Read More: Say Goodbye to Fine Lines with These Top 5 Tips
Melasma, Dark Spots, or Acne Scars
Glycolic Acid is best for hyperpigmentation problems. Using Glycolic Acid for hyperpigmentation problems that come from sun damage or acne will definitely give you glowing and much more even skin tone as it will effectively exfoliate the upper layers of the skin where these unwanted melanin sit. A study even shows that patients with melasma who were treated with Glycolic Acid peels showed earlier and drastic improvements than those who were not treated.
Read More: Hyperpigmentation: Causes and Treatments
Warts or Keratosis Pilaris (KP)

A good combination of both Glycolic and Salicylic Acid will reduce if not entirely remove benign face growths such as warts and keratosis pilaris. A balanced combo of these chemical peels will help with multi-level skin exfoliation getting rid of stubborn face growths. Glycolic acid will exfoliate the top layers of your skin while salicylic acid will treat the deeper buildup the in the follicles.


Have you tried Salicylic Acid or Glycolic Acid? Which one is best for your skin? Let us know in the comments below!



2 Responses


August 31, 2018

I have pretty average skin, but, of course with age I have my share of fine lines and wrinkles. I love face masks and Glycolic Acid, I have used for a number of years and have seen great benefits on my face as far as keeping it youthful.
I have never tried a Salicylic Acid, but, I just might do so after reading this blog.

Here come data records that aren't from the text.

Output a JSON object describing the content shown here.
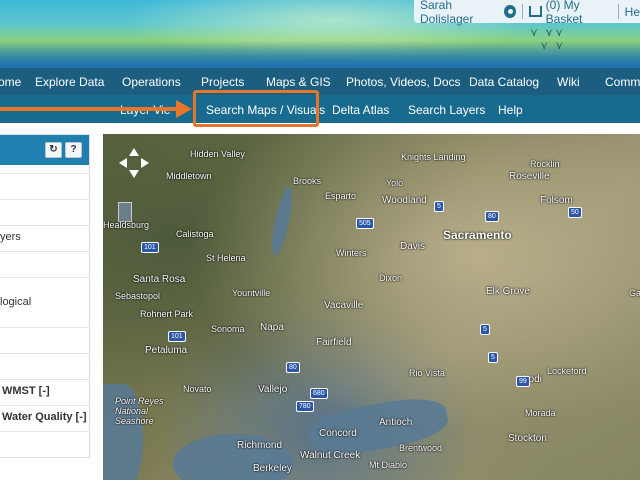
{
  "user": {
    "name": "Sarah Dolislager",
    "basket": "(0) My Basket",
    "help": "He"
  },
  "main_nav": [
    "ome",
    "Explore Data",
    "Operations",
    "Projects",
    "Maps & GIS",
    "Photos, Videos, Docs",
    "Data Catalog",
    "Wiki",
    "Commu"
  ],
  "sub_nav": [
    "Layer Vie",
    "Search Maps / Visuals",
    "Delta Atlas",
    "Search Layers",
    "Help"
  ],
  "panel": {
    "refresh_icon": "↻",
    "help_label": "?",
    "rows": [
      "yers",
      "logical",
      "WMST [-]",
      "Water Quality [-]"
    ]
  },
  "map": {
    "cities": [
      "Sacramento"
    ],
    "towns": [
      "Santa Rosa",
      "Davis",
      "Elk Grove",
      "Napa",
      "Vacaville",
      "Fairfield",
      "Vallejo",
      "Concord",
      "Antioch",
      "Lodi",
      "Stockton",
      "Petaluma",
      "Roseville",
      "Folsom",
      "Woodland",
      "Richmond",
      "Berkeley",
      "Walnut Creek"
    ],
    "small_towns": [
      "Hidden Valley",
      "Middletown",
      "Healdsburg",
      "Calistoga",
      "St Helena",
      "Sebastopol",
      "Rohnert Park",
      "Yountville",
      "Sonoma",
      "Novato",
      "Winters",
      "Dixon",
      "Esparto",
      "Brooks",
      "Knights Landing",
      "Yolo",
      "Rocklin",
      "Rio Vista",
      "Lockeford",
      "Brentwood",
      "Morada",
      "Galt"
    ],
    "features": [
      "Point Reyes National Seashore",
      "Mt Diablo"
    ],
    "highways": [
      "101",
      "80",
      "5",
      "505",
      "50",
      "780",
      "680",
      "99"
    ]
  }
}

I have been using Yeouth products now for over a year and love them. I notice a difference in my skin. I have always taken care of my skin and Yeouth is one of the best skin line products I have ever used.

I just turned 75 and I am proud of my skin.

Joanne Curtis


August 31, 2018

This is one of the most helpful articles I have read regarding these acid peels. My pores are big and usually clogged, but I also have some age spots and lines around my eyes. I had just the glycolic acid in my cart. But now after reading this I am going to get both products. Thanks for the excellent info!